Когда колонну от берега Невы катили на средину Дворцовой площади, сотрясение в ней происходило значительное. Трещины усилились, они были уже прежде; их стали замечать с 1834 года; в 1835 году они стали заметнее; в 1841 году о них стали говорить еще серьезнее. В “Санкт-Петербургских ведомостях” появилась полуофициальная статья, где читателей успокаивали, что заметные для всех полосы на колонне не трещины, а оптический обман; но нет, то был не оптический обман, двадцатилетние наблюдения доказали горькую истину, что всем гранитным идеям положен предел, его же не прейдеши! Колонну катили столько от скалы к морскому берегу, от берега Невы на площадь; она испытала столько потрясений и в лежачем, и в стоячем состоянии… даже теперь взойдешь на леса около колонны, — но проедет карета, и сильное сотрясение на лесах делается ощутительно, а действие этого сотрясения на колонну должно быть значительно… Да это же и не первый случай. Из 48 глыб красного онежского кварцита для памятника Императору Николаю I при отделке двадцать четыре развалились! При обделке великолепных колонн для Исаакиевского собора две развалились посредине, и все это знают, и все это видели.
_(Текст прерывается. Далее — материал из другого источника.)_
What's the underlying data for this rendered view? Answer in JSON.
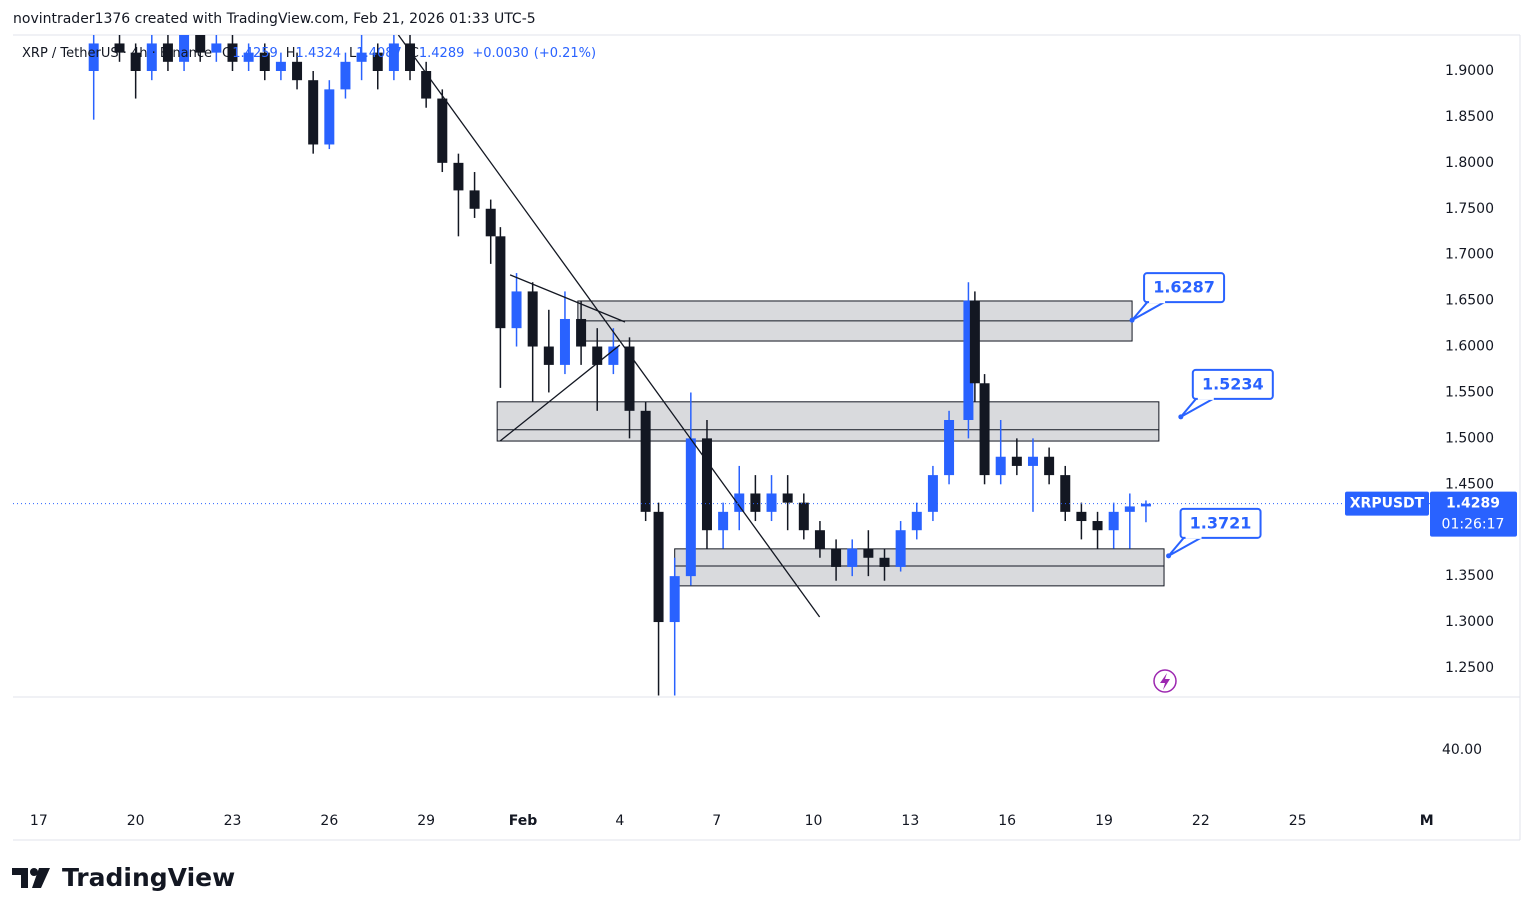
{
  "header": {
    "attribution": "novintrader1376 created with TradingView.com, Feb 21, 2026 01:33 UTC-5"
  },
  "chart_data": {
    "type": "candlestick",
    "symbol": "XRP / TetherUS · 4h · Binance",
    "ohlc_labels": [
      "O",
      "H",
      "L",
      "C"
    ],
    "change": "+0.0030",
    "change_pct": "(+0.21%)",
    "up_color": "#2962ff",
    "down_color": "#131722",
    "candles": [
      {
        "x": 18.7,
        "o": 1.9,
        "h": 1.95,
        "l": 1.847,
        "c": 1.93
      },
      {
        "x": 19.5,
        "o": 1.93,
        "h": 1.95,
        "l": 1.91,
        "c": 1.92
      },
      {
        "x": 20.0,
        "o": 1.92,
        "h": 1.93,
        "l": 1.87,
        "c": 1.9
      },
      {
        "x": 20.5,
        "o": 1.9,
        "h": 1.95,
        "l": 1.89,
        "c": 1.93
      },
      {
        "x": 21.0,
        "o": 1.93,
        "h": 1.95,
        "l": 1.9,
        "c": 1.91
      },
      {
        "x": 21.5,
        "o": 1.91,
        "h": 1.95,
        "l": 1.9,
        "c": 1.94
      },
      {
        "x": 22.0,
        "o": 1.94,
        "h": 1.95,
        "l": 1.91,
        "c": 1.92
      },
      {
        "x": 22.5,
        "o": 1.92,
        "h": 1.94,
        "l": 1.91,
        "c": 1.93
      },
      {
        "x": 23.0,
        "o": 1.93,
        "h": 1.94,
        "l": 1.9,
        "c": 1.91
      },
      {
        "x": 23.5,
        "o": 1.91,
        "h": 1.93,
        "l": 1.9,
        "c": 1.92
      },
      {
        "x": 24.0,
        "o": 1.92,
        "h": 1.93,
        "l": 1.89,
        "c": 1.9
      },
      {
        "x": 24.5,
        "o": 1.9,
        "h": 1.92,
        "l": 1.89,
        "c": 1.91
      },
      {
        "x": 25.0,
        "o": 1.91,
        "h": 1.92,
        "l": 1.88,
        "c": 1.89
      },
      {
        "x": 25.5,
        "o": 1.89,
        "h": 1.9,
        "l": 1.81,
        "c": 1.82
      },
      {
        "x": 26.0,
        "o": 1.82,
        "h": 1.89,
        "l": 1.815,
        "c": 1.88
      },
      {
        "x": 26.5,
        "o": 1.88,
        "h": 1.92,
        "l": 1.87,
        "c": 1.91
      },
      {
        "x": 27.0,
        "o": 1.91,
        "h": 1.94,
        "l": 1.89,
        "c": 1.92
      },
      {
        "x": 27.5,
        "o": 1.92,
        "h": 1.93,
        "l": 1.88,
        "c": 1.9
      },
      {
        "x": 28.0,
        "o": 1.9,
        "h": 1.94,
        "l": 1.89,
        "c": 1.93
      },
      {
        "x": 28.5,
        "o": 1.93,
        "h": 1.94,
        "l": 1.89,
        "c": 1.9
      },
      {
        "x": 29.0,
        "o": 1.9,
        "h": 1.91,
        "l": 1.86,
        "c": 1.87
      },
      {
        "x": 29.5,
        "o": 1.87,
        "h": 1.88,
        "l": 1.79,
        "c": 1.8
      },
      {
        "x": 30.0,
        "o": 1.8,
        "h": 1.81,
        "l": 1.72,
        "c": 1.77
      },
      {
        "x": 30.5,
        "o": 1.77,
        "h": 1.79,
        "l": 1.74,
        "c": 1.75
      },
      {
        "x": 31.0,
        "o": 1.75,
        "h": 1.76,
        "l": 1.69,
        "c": 1.72
      },
      {
        "x": 31.3,
        "o": 1.72,
        "h": 1.73,
        "l": 1.555,
        "c": 1.62
      },
      {
        "x": 31.8,
        "o": 1.62,
        "h": 1.68,
        "l": 1.6,
        "c": 1.66
      },
      {
        "x": 32.3,
        "o": 1.66,
        "h": 1.67,
        "l": 1.54,
        "c": 1.6
      },
      {
        "x": 32.8,
        "o": 1.6,
        "h": 1.64,
        "l": 1.55,
        "c": 1.58
      },
      {
        "x": 33.3,
        "o": 1.58,
        "h": 1.66,
        "l": 1.57,
        "c": 1.63
      },
      {
        "x": 33.8,
        "o": 1.63,
        "h": 1.65,
        "l": 1.58,
        "c": 1.6
      },
      {
        "x": 34.3,
        "o": 1.6,
        "h": 1.62,
        "l": 1.53,
        "c": 1.58
      },
      {
        "x": 34.8,
        "o": 1.58,
        "h": 1.62,
        "l": 1.57,
        "c": 1.6
      },
      {
        "x": 35.3,
        "o": 1.6,
        "h": 1.61,
        "l": 1.5,
        "c": 1.53
      },
      {
        "x": 35.8,
        "o": 1.53,
        "h": 1.54,
        "l": 1.41,
        "c": 1.42
      },
      {
        "x": 36.2,
        "o": 1.42,
        "h": 1.43,
        "l": 1.22,
        "c": 1.3
      },
      {
        "x": 36.7,
        "o": 1.3,
        "h": 1.37,
        "l": 1.22,
        "c": 1.35
      },
      {
        "x": 37.2,
        "o": 1.35,
        "h": 1.55,
        "l": 1.34,
        "c": 1.5
      },
      {
        "x": 37.7,
        "o": 1.5,
        "h": 1.52,
        "l": 1.38,
        "c": 1.4
      },
      {
        "x": 38.2,
        "o": 1.4,
        "h": 1.43,
        "l": 1.38,
        "c": 1.42
      },
      {
        "x": 38.7,
        "o": 1.42,
        "h": 1.47,
        "l": 1.4,
        "c": 1.44
      },
      {
        "x": 39.2,
        "o": 1.44,
        "h": 1.46,
        "l": 1.41,
        "c": 1.42
      },
      {
        "x": 39.7,
        "o": 1.42,
        "h": 1.46,
        "l": 1.41,
        "c": 1.44
      },
      {
        "x": 40.2,
        "o": 1.44,
        "h": 1.46,
        "l": 1.4,
        "c": 1.43
      },
      {
        "x": 40.7,
        "o": 1.43,
        "h": 1.44,
        "l": 1.39,
        "c": 1.4
      },
      {
        "x": 41.2,
        "o": 1.4,
        "h": 1.41,
        "l": 1.37,
        "c": 1.38
      },
      {
        "x": 41.7,
        "o": 1.38,
        "h": 1.39,
        "l": 1.345,
        "c": 1.36
      },
      {
        "x": 42.2,
        "o": 1.36,
        "h": 1.39,
        "l": 1.35,
        "c": 1.38
      },
      {
        "x": 42.7,
        "o": 1.38,
        "h": 1.4,
        "l": 1.35,
        "c": 1.37
      },
      {
        "x": 43.2,
        "o": 1.37,
        "h": 1.38,
        "l": 1.345,
        "c": 1.36
      },
      {
        "x": 43.7,
        "o": 1.36,
        "h": 1.41,
        "l": 1.355,
        "c": 1.4
      },
      {
        "x": 44.2,
        "o": 1.4,
        "h": 1.43,
        "l": 1.39,
        "c": 1.42
      },
      {
        "x": 44.7,
        "o": 1.42,
        "h": 1.47,
        "l": 1.41,
        "c": 1.46
      },
      {
        "x": 45.2,
        "o": 1.46,
        "h": 1.53,
        "l": 1.45,
        "c": 1.52
      },
      {
        "x": 45.8,
        "o": 1.52,
        "h": 1.67,
        "l": 1.5,
        "c": 1.65
      },
      {
        "x": 46.0,
        "o": 1.65,
        "h": 1.66,
        "l": 1.54,
        "c": 1.56
      },
      {
        "x": 46.3,
        "o": 1.56,
        "h": 1.57,
        "l": 1.45,
        "c": 1.46
      },
      {
        "x": 46.8,
        "o": 1.46,
        "h": 1.52,
        "l": 1.45,
        "c": 1.48
      },
      {
        "x": 47.3,
        "o": 1.48,
        "h": 1.5,
        "l": 1.46,
        "c": 1.47
      },
      {
        "x": 47.8,
        "o": 1.47,
        "h": 1.5,
        "l": 1.42,
        "c": 1.48
      },
      {
        "x": 48.3,
        "o": 1.48,
        "h": 1.49,
        "l": 1.45,
        "c": 1.46
      },
      {
        "x": 48.8,
        "o": 1.46,
        "h": 1.47,
        "l": 1.41,
        "c": 1.42
      },
      {
        "x": 49.3,
        "o": 1.42,
        "h": 1.43,
        "l": 1.39,
        "c": 1.41
      },
      {
        "x": 49.8,
        "o": 1.41,
        "h": 1.42,
        "l": 1.38,
        "c": 1.4
      },
      {
        "x": 50.3,
        "o": 1.4,
        "h": 1.43,
        "l": 1.38,
        "c": 1.42
      },
      {
        "x": 50.8,
        "o": 1.42,
        "h": 1.44,
        "l": 1.38,
        "c": 1.4259
      },
      {
        "x": 51.3,
        "o": 1.4259,
        "h": 1.4324,
        "l": 1.4087,
        "c": 1.4289
      }
    ],
    "xlim": [
      16.2,
      60.1
    ],
    "xticks": [
      17,
      20,
      23,
      26,
      29,
      {
        "value": 32,
        "label": "Feb"
      },
      {
        "value": 35,
        "label": "4"
      },
      {
        "value": 38,
        "label": "7"
      },
      {
        "value": 41,
        "label": "10"
      },
      {
        "value": 44,
        "label": "13"
      },
      {
        "value": 47,
        "label": "16"
      },
      {
        "value": 50,
        "label": "19"
      },
      {
        "value": 53,
        "label": "22"
      },
      {
        "value": 56,
        "label": "25"
      },
      {
        "value": 60,
        "label": "M"
      }
    ],
    "ylim": [
      1.2184,
      1.9392
    ],
    "yticks": [
      {
        "value": 1.9,
        "label": "1.9000"
      },
      {
        "value": 1.85,
        "label": "1.8500"
      },
      {
        "value": 1.8,
        "label": "1.8000"
      },
      {
        "value": 1.75,
        "label": "1.7500"
      },
      {
        "value": 1.7,
        "label": "1.7000"
      },
      {
        "value": 1.65,
        "label": "1.6500"
      },
      {
        "value": 1.6,
        "label": "1.6000"
      },
      {
        "value": 1.55,
        "label": "1.5500"
      },
      {
        "value": 1.5,
        "label": "1.5000"
      },
      {
        "value": 1.45,
        "label": "1.4500"
      },
      {
        "value": 1.35,
        "label": "1.3500"
      },
      {
        "value": 1.3,
        "label": "1.3000"
      },
      {
        "value": 1.25,
        "label": "1.2500"
      }
    ],
    "zones": [
      {
        "x0": 33.7,
        "x1": 50.87,
        "top": 1.6496,
        "mid": 1.628,
        "bottom": 1.606
      },
      {
        "x0": 31.2,
        "x1": 51.7,
        "top": 1.5398,
        "mid": 1.5094,
        "bottom": 1.4971
      },
      {
        "x0": 36.7,
        "x1": 51.86,
        "top": 1.3797,
        "mid": 1.3611,
        "bottom": 1.3394
      }
    ],
    "trendlines": [
      {
        "x": [
          28.14,
          41.19
        ],
        "y": [
          1.9392,
          1.3055
        ]
      },
      {
        "x": [
          31.6,
          35.16
        ],
        "y": [
          1.678,
          1.6267
        ]
      },
      {
        "x": [
          31.29,
          35.0
        ],
        "y": [
          1.4971,
          1.6016
        ]
      }
    ],
    "callouts": [
      {
        "x": 50.87,
        "value": 1.6287
      },
      {
        "x": 52.38,
        "value": 1.5234
      },
      {
        "x": 52.0,
        "value": 1.3721
      }
    ],
    "last_price": {
      "name": "XRPUSDT",
      "countdown": "01:26:17"
    },
    "lower_pane": {
      "tick_label": "40.00"
    }
  },
  "footer": {
    "brand": "TradingView"
  }
}
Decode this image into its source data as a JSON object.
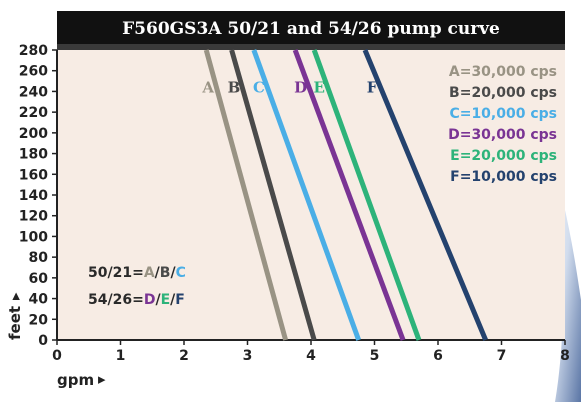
{
  "chart_data": {
    "type": "line",
    "title": "F560GS3A 50/21 and 54/26 pump curve",
    "xlabel": "gpm",
    "ylabel": "feet",
    "xlim": [
      0,
      8
    ],
    "ylim": [
      0,
      280
    ],
    "x_ticks": [
      "0",
      "1",
      "2",
      "3",
      "4",
      "5",
      "6",
      "7",
      "8"
    ],
    "y_ticks": [
      "0",
      "20",
      "40",
      "60",
      "80",
      "100",
      "120",
      "140",
      "160",
      "180",
      "200",
      "220",
      "240",
      "260",
      "280"
    ],
    "grid": false,
    "legend_position": "top-right",
    "series": [
      {
        "letter": "A",
        "legend": "A=30,000 cps",
        "color": "#999384",
        "x": [
          2.35,
          3.6
        ],
        "y": [
          280,
          0
        ]
      },
      {
        "letter": "B",
        "legend": "B=20,000 cps",
        "color": "#4a4a4a",
        "x": [
          2.75,
          4.05
        ],
        "y": [
          280,
          0
        ]
      },
      {
        "letter": "C",
        "legend": "C=10,000 cps",
        "color": "#4aaee6",
        "x": [
          3.1,
          4.75
        ],
        "y": [
          280,
          0
        ]
      },
      {
        "letter": "D",
        "legend": "D=30,000 cps",
        "color": "#7a3494",
        "x": [
          3.75,
          5.45
        ],
        "y": [
          280,
          0
        ]
      },
      {
        "letter": "E",
        "legend": "E=20,000 cps",
        "color": "#2db37a",
        "x": [
          4.05,
          5.7
        ],
        "y": [
          280,
          0
        ]
      },
      {
        "letter": "F",
        "legend": "F=10,000 cps",
        "color": "#24426e",
        "x": [
          4.85,
          6.75
        ],
        "y": [
          280,
          0
        ]
      }
    ],
    "annotations": [
      {
        "prefix": "50/21=",
        "letters": [
          "A",
          "B",
          "C"
        ]
      },
      {
        "prefix": "54/26=",
        "letters": [
          "D",
          "E",
          "F"
        ]
      }
    ]
  }
}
Чтоб смягчить сотрясение колонны от езды по площади экипажей, признано необходимым устроить вместо каменной мостовой деревянную, по крайней мере на пятнадцать сажен вокруг всей колонны.
Что касается трещин, то от них ничем не спасешься! От влияния температуры можно, правда, сберечь колонну под надежным колпаком или иным футляром, который служил бы колонне дурным проводником для теплорода… но генерал Гельмерсен сам признает это средство неуместным: тогда колонна потеряет свое значение.